Last weekend, China hosted a helicopter exposition focused on displaying some the country’s latest military developments. In addition to a potential Black Hawk helicopter look-alike, Parrot Laboratory offered a two-seat, turbojet concept dubbed the "Super White Shark."
Looking more like a flying saucer from a 1950s sci-fi flick, the Super White Shark can reportedly reach a stop speed of over 400 mph, with a flight range of just over 1,800 miles and a ceiling of just under 20,000 feet. The developer claims to have been inspired by some of the leading combat helicopters currently in use, but offers what it describes as “a revolutionary design that perfects wing-body-fusion technology.”
For those with a less profound engineering background, apparently wing-body-fusion technology in the aerospace sector means ... round.
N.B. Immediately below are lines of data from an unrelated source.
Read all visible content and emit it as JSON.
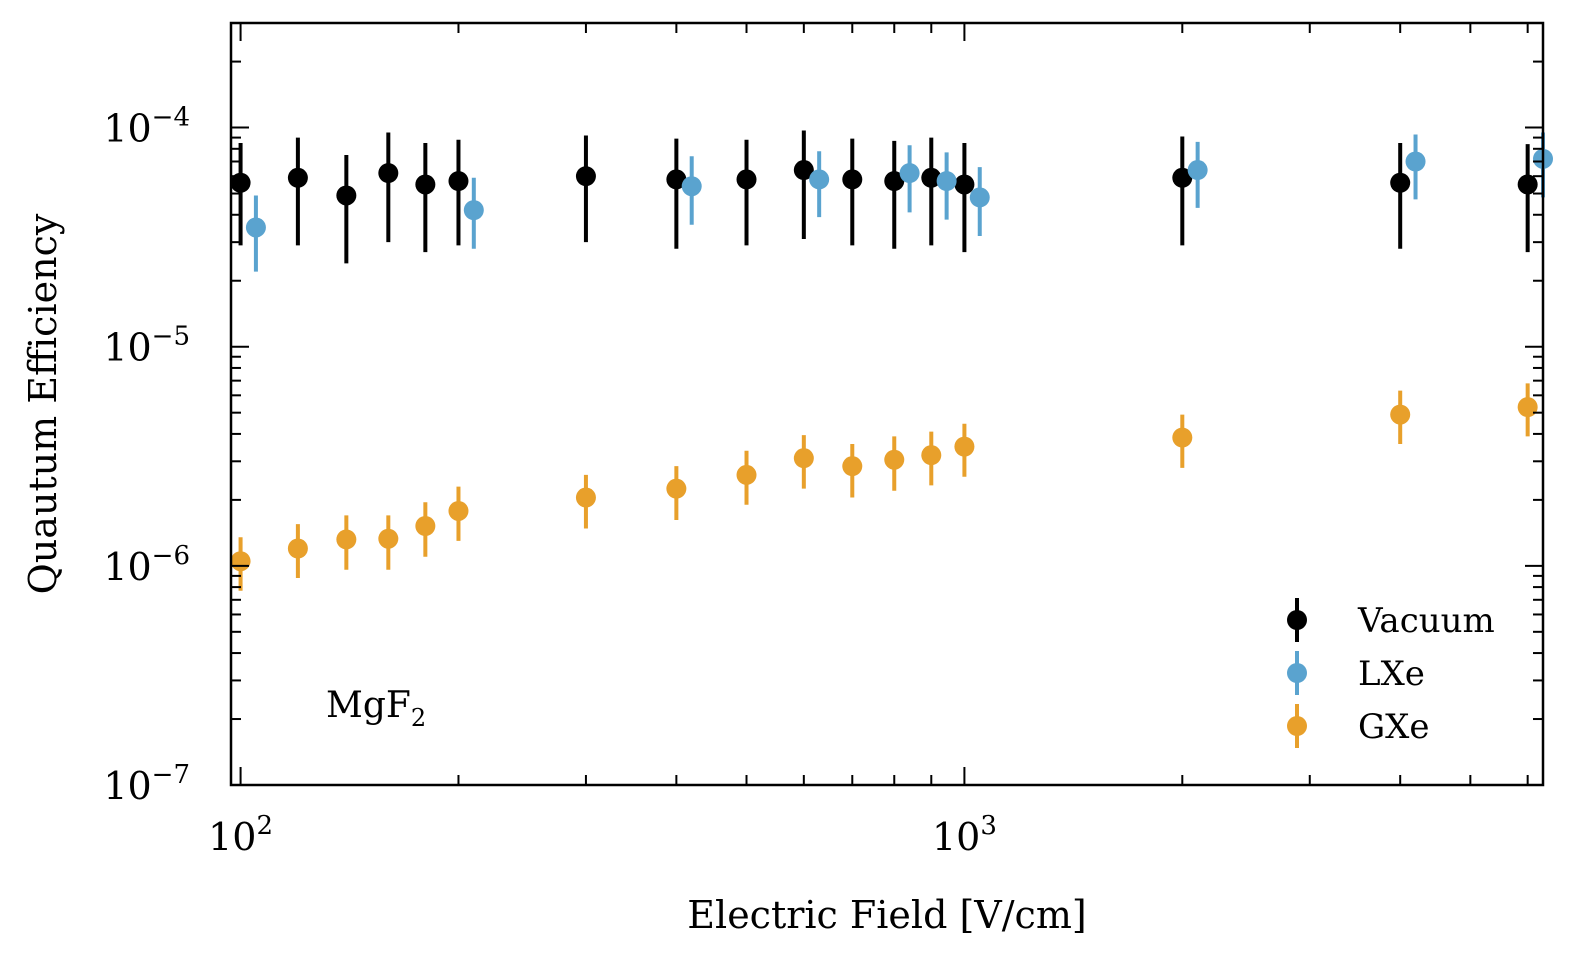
{
  "chart_data": {
    "type": "scatter",
    "title": "",
    "xlabel": "Electric Field [V/cm]",
    "ylabel": "Quautum Efficiency",
    "xscale": "log",
    "yscale": "log",
    "xlim": [
      97,
      6300
    ],
    "ylim": [
      1e-07,
      0.0003
    ],
    "x_ticks": [
      {
        "value": 100,
        "base": "10",
        "exp": "2"
      },
      {
        "value": 1000,
        "base": "10",
        "exp": "3"
      }
    ],
    "y_ticks": [
      {
        "value": 1e-07,
        "base": "10",
        "exp": "−7"
      },
      {
        "value": 1e-06,
        "base": "10",
        "exp": "−6"
      },
      {
        "value": 1e-05,
        "base": "10",
        "exp": "−5"
      },
      {
        "value": 0.0001,
        "base": "10",
        "exp": "−4"
      }
    ],
    "grid": false,
    "legend_position": "lower-right",
    "annotation": {
      "text": "MgF",
      "subscript": "2"
    },
    "series": [
      {
        "name": "Vacuum",
        "color": "#000000",
        "x": [
          100,
          120,
          140,
          160,
          180,
          200,
          300,
          400,
          500,
          600,
          700,
          800,
          900,
          1000,
          2000,
          4000,
          6000
        ],
        "y": [
          5.6e-05,
          5.9e-05,
          4.9e-05,
          6.2e-05,
          5.5e-05,
          5.7e-05,
          6e-05,
          5.8e-05,
          5.8e-05,
          6.4e-05,
          5.8e-05,
          5.7e-05,
          5.9e-05,
          5.5e-05,
          5.9e-05,
          5.6e-05,
          5.5e-05
        ],
        "y_low": [
          2.9e-05,
          2.9e-05,
          2.4e-05,
          3e-05,
          2.7e-05,
          2.9e-05,
          3e-05,
          2.8e-05,
          2.9e-05,
          3.1e-05,
          2.9e-05,
          2.8e-05,
          2.9e-05,
          2.7e-05,
          2.9e-05,
          2.8e-05,
          2.7e-05
        ],
        "y_high": [
          8.5e-05,
          9e-05,
          7.5e-05,
          9.5e-05,
          8.5e-05,
          8.8e-05,
          9.2e-05,
          8.9e-05,
          8.8e-05,
          9.7e-05,
          8.9e-05,
          8.7e-05,
          9e-05,
          8.5e-05,
          9.1e-05,
          8.5e-05,
          8.4e-05
        ]
      },
      {
        "name": "LXe",
        "color": "#5aa3cf",
        "x": [
          105,
          210,
          420,
          630,
          840,
          945,
          1050,
          2100,
          4200,
          6300
        ],
        "y": [
          3.5e-05,
          4.2e-05,
          5.4e-05,
          5.8e-05,
          6.2e-05,
          5.7e-05,
          4.8e-05,
          6.4e-05,
          7e-05,
          7.2e-05
        ],
        "y_low": [
          2.2e-05,
          2.8e-05,
          3.6e-05,
          3.9e-05,
          4.1e-05,
          3.8e-05,
          3.2e-05,
          4.3e-05,
          4.7e-05,
          4.8e-05
        ],
        "y_high": [
          4.9e-05,
          5.9e-05,
          7.4e-05,
          7.8e-05,
          8.3e-05,
          7.7e-05,
          6.6e-05,
          8.6e-05,
          9.3e-05,
          9.5e-05
        ]
      },
      {
        "name": "GXe",
        "color": "#e8a02b",
        "x": [
          100,
          120,
          140,
          160,
          180,
          200,
          300,
          400,
          500,
          600,
          700,
          800,
          900,
          1000,
          2000,
          4000,
          6000
        ],
        "y": [
          1.05e-06,
          1.2e-06,
          1.32e-06,
          1.33e-06,
          1.52e-06,
          1.78e-06,
          2.05e-06,
          2.25e-06,
          2.6e-06,
          3.1e-06,
          2.85e-06,
          3.05e-06,
          3.2e-06,
          3.5e-06,
          3.85e-06,
          4.9e-06,
          5.3e-06
        ],
        "y_low": [
          7.7e-07,
          8.8e-07,
          9.6e-07,
          9.6e-07,
          1.1e-06,
          1.3e-06,
          1.48e-06,
          1.62e-06,
          1.9e-06,
          2.25e-06,
          2.05e-06,
          2.2e-06,
          2.33e-06,
          2.55e-06,
          2.8e-06,
          3.6e-06,
          3.9e-06
        ],
        "y_high": [
          1.35e-06,
          1.55e-06,
          1.7e-06,
          1.7e-06,
          1.95e-06,
          2.3e-06,
          2.6e-06,
          2.85e-06,
          3.35e-06,
          3.95e-06,
          3.6e-06,
          3.9e-06,
          4.1e-06,
          4.45e-06,
          4.9e-06,
          6.3e-06,
          6.8e-06
        ]
      }
    ]
  }
}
While the Super White Shark does offer a truly unique name, this approach to aircraft design is nothing new. The U.S. experimented with a ducted-fan design in the early 1960s. The round body housed a collection of internal propellers that provided lift. Dubbed the Avrocar, concepts only made it three feet off the ground, but in posing as a possible combination of a helicopter and jeep, it could reach speeds of up to 35 mph. The project was scrapped after the concept posed no real aviation benefits.
But China says their armed version, with its two turbojet engines, was designed for the "future digital information battlefield."
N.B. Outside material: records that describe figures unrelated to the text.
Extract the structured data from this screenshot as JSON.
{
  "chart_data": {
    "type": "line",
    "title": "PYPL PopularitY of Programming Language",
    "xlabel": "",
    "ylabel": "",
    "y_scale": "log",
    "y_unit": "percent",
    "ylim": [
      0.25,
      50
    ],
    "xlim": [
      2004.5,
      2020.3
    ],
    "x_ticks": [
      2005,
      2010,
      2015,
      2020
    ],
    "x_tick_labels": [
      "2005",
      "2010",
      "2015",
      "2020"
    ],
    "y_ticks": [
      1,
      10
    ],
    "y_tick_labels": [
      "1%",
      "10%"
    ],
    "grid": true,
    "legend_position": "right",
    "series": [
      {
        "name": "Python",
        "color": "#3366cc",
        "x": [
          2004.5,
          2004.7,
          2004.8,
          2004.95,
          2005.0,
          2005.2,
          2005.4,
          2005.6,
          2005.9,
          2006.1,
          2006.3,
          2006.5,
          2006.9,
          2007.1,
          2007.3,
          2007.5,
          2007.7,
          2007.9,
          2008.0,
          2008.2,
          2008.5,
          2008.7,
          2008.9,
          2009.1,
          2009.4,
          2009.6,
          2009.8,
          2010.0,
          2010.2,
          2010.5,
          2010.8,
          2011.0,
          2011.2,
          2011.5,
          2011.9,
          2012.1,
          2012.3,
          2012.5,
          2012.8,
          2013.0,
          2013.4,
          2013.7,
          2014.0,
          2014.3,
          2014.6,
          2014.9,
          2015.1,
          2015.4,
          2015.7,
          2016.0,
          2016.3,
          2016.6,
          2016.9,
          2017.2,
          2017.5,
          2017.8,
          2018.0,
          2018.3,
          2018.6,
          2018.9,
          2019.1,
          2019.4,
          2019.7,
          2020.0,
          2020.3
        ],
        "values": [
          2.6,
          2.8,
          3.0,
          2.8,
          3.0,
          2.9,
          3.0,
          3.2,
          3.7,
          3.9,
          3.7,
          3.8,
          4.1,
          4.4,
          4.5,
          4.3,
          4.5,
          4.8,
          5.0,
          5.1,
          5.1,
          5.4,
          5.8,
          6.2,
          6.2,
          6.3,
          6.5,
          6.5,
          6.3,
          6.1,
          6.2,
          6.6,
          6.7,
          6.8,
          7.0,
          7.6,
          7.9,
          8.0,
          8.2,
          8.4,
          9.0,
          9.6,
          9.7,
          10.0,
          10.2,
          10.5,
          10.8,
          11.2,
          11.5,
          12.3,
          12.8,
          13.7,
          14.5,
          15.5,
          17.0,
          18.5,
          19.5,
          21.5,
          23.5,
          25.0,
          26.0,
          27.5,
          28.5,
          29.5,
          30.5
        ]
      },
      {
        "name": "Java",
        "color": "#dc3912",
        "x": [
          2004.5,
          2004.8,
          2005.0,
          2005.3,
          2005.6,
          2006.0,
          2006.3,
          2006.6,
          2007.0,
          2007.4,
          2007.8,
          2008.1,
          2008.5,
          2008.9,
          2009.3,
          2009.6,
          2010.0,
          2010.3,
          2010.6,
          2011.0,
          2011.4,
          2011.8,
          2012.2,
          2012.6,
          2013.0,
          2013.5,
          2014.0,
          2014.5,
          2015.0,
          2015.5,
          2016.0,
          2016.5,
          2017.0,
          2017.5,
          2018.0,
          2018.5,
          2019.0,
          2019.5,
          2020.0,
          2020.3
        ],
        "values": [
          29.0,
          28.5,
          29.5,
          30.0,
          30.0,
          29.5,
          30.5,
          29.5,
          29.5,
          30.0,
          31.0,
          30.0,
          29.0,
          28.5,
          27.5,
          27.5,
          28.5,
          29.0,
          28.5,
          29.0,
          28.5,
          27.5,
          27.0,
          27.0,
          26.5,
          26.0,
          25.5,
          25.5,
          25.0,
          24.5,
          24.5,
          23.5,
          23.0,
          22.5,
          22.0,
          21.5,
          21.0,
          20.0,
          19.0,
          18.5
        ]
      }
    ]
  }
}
The Super Great White Shark measures about 25 feet long and 10 feet high, with room for a two-person crew. From a more technical engineering perspective, the rounded design could legitimately enhance its stealth capabilities.
Of course, that will only be known once this concept aircraft actually takes flight — which it hasn’t. But the Chinese government has stated it could be ready for takeoff by next year.